Erik Townsend Interviews Russell Napier:
“The global markets have been lulled into an eerie calm–think Minsky—as the recent Dutch and French elections have driven the anti-euro populists back underground. I caution that the economic situation still remains a very serious concern as President Draghi continues to build the ECB balance sheet in an effort to bail-out the fiscally weak states of Italy, Spain, Portugal, France and others. Italy is still a major concern as the non-performing loans plague its domestic banks. Add in that Italy has a debt-to-GDP ratio of 136% and it will take the entire EU to backstop the Italian financial system.
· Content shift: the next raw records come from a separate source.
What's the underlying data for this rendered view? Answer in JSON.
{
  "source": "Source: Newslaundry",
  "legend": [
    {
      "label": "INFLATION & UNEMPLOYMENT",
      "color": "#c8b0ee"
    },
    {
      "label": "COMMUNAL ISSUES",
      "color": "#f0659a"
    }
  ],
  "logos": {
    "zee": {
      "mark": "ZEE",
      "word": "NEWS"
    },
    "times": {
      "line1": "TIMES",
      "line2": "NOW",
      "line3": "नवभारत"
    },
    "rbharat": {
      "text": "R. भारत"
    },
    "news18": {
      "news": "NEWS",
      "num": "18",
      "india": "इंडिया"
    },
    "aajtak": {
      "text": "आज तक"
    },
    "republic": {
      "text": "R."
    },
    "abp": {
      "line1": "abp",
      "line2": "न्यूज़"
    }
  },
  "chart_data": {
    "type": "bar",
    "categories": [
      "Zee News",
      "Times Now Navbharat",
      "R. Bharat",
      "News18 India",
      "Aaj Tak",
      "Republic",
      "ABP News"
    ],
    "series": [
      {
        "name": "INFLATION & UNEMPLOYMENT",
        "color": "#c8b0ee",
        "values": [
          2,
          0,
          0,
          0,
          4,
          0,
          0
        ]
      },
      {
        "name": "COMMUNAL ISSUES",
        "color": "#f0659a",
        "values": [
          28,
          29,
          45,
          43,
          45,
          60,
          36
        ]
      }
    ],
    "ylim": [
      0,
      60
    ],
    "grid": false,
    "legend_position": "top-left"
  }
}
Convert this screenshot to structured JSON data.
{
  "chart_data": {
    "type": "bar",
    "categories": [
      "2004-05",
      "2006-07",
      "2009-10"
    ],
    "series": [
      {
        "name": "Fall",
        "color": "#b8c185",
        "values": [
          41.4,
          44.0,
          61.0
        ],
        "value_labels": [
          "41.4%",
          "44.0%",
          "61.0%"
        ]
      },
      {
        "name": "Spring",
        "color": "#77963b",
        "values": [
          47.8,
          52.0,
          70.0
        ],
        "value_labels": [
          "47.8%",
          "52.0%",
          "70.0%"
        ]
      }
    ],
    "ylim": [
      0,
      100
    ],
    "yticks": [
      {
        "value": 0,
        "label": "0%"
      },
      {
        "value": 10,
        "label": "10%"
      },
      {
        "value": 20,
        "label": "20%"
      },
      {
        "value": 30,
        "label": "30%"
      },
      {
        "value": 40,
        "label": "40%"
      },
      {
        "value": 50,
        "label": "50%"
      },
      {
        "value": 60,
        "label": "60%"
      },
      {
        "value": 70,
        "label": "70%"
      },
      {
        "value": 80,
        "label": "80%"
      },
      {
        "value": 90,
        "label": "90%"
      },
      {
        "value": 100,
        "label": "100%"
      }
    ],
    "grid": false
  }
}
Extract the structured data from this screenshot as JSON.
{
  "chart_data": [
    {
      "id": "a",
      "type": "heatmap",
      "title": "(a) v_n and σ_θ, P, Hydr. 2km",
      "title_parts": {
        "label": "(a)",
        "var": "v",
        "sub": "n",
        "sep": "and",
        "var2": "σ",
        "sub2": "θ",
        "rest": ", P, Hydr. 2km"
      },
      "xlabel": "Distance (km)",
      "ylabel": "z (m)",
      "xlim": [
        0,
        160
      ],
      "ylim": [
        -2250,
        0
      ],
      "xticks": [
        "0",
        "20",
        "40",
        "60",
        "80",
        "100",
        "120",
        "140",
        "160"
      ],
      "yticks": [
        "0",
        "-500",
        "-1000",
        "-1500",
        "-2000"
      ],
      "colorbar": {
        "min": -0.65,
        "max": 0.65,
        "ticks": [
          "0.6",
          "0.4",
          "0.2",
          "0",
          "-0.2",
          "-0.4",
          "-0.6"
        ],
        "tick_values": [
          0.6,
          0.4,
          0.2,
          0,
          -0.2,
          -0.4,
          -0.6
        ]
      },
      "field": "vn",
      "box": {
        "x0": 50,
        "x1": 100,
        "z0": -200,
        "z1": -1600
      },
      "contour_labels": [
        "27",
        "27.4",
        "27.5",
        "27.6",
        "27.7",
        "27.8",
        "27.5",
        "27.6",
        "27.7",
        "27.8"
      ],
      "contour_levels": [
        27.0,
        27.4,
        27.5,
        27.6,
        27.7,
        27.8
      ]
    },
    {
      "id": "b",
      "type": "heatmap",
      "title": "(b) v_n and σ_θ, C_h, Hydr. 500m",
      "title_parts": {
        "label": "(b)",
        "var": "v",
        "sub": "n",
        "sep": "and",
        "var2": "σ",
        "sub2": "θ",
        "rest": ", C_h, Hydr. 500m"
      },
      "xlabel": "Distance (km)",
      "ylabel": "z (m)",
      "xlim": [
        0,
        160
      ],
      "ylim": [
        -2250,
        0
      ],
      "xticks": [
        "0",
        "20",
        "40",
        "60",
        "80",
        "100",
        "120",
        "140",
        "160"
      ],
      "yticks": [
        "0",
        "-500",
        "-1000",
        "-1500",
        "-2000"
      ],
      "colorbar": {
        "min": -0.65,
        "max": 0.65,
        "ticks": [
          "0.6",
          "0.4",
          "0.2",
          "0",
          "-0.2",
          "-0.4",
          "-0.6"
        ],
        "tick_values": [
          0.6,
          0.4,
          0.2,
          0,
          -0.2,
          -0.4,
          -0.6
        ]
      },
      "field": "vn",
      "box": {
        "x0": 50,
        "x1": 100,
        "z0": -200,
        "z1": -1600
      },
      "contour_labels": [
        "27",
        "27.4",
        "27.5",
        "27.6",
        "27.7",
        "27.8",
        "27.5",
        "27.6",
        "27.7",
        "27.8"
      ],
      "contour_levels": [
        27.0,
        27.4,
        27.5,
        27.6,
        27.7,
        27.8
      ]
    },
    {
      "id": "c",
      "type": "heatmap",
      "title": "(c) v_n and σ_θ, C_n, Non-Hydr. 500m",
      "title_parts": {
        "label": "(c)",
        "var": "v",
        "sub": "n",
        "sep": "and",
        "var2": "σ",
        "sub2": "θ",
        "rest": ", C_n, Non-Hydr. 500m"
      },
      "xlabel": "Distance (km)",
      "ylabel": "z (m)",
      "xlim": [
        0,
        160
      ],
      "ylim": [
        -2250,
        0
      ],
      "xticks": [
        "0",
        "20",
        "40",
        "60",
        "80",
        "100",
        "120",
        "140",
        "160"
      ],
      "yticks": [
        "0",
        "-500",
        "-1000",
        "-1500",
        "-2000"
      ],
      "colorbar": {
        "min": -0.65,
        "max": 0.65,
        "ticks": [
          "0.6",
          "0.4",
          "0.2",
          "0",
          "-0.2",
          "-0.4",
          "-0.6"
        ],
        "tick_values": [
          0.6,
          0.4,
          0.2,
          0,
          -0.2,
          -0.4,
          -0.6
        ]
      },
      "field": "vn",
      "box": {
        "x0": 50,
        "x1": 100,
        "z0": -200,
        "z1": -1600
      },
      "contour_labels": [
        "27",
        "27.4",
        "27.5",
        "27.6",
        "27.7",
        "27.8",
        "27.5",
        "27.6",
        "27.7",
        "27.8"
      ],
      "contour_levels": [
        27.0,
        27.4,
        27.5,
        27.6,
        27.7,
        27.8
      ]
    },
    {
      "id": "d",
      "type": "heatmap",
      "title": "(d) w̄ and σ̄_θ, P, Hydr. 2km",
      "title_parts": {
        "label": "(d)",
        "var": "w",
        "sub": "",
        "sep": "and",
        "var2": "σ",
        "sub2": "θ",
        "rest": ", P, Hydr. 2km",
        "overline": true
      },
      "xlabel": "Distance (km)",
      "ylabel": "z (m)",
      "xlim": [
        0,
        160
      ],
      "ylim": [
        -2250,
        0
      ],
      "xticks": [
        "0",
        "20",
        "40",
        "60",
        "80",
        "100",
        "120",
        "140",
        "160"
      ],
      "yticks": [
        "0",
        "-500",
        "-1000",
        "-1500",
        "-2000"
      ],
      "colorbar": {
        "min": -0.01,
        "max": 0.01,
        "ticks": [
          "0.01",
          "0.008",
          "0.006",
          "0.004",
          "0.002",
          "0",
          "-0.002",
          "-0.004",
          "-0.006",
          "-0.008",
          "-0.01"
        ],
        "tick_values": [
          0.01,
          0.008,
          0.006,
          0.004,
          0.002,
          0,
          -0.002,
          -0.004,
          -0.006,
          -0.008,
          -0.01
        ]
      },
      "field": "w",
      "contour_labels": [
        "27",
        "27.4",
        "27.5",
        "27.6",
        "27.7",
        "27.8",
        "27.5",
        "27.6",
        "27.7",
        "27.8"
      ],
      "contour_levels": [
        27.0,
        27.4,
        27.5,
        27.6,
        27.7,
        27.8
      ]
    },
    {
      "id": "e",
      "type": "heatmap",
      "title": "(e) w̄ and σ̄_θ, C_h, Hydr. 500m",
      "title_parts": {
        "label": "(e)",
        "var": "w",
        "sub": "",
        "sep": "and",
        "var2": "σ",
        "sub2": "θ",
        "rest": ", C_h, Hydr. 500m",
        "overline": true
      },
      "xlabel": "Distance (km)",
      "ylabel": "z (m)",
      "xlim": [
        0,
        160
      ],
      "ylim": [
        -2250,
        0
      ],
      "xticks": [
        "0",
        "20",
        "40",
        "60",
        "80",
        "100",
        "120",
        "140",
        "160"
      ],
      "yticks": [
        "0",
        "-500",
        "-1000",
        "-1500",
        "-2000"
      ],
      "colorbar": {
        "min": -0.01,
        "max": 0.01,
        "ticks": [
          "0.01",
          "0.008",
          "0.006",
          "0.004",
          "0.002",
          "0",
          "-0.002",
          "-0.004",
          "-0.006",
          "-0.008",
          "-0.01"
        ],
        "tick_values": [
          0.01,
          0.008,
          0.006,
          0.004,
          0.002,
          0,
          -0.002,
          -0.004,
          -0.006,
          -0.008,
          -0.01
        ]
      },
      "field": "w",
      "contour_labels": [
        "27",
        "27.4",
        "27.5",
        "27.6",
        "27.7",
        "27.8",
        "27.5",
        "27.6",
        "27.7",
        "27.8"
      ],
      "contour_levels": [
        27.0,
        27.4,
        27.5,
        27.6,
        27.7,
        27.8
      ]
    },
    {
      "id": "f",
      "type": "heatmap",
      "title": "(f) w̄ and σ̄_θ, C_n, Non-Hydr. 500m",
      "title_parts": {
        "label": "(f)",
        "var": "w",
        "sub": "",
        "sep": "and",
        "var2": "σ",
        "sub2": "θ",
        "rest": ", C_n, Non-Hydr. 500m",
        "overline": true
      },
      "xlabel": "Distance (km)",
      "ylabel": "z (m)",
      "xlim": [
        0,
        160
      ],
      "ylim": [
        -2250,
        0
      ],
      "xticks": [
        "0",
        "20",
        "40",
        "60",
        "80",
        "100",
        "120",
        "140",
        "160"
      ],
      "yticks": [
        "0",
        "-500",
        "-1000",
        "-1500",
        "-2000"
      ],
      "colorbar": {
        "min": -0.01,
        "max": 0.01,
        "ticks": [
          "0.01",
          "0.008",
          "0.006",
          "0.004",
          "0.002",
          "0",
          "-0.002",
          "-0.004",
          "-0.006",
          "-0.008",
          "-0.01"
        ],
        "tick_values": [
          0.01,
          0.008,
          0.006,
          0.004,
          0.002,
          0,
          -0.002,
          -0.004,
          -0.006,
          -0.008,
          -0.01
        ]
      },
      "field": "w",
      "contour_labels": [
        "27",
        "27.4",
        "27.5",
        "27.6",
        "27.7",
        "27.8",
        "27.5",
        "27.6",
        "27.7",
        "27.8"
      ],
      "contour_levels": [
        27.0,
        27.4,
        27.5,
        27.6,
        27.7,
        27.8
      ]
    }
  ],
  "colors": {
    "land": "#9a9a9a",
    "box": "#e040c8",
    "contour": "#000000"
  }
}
I WARN ALL READERS THAT THE GLOBAL DEBT SITUATION IS FAR MORE PERILOUS THAN GLOBAL EQUITY MARKETS REFLECT .. The world’s central banks have been busy adding liquidity to the financial system, which provides the backdrop for a Minsky Moment for complacency in the realm of ZIRP creates instability below the surface. We do not fight markets and therefore have not been sellers of equity markets by battling the power of central bank liquidity creation. But as geopolitics calm markets will return to focus on the fragile financial situation created by mountains of debt.”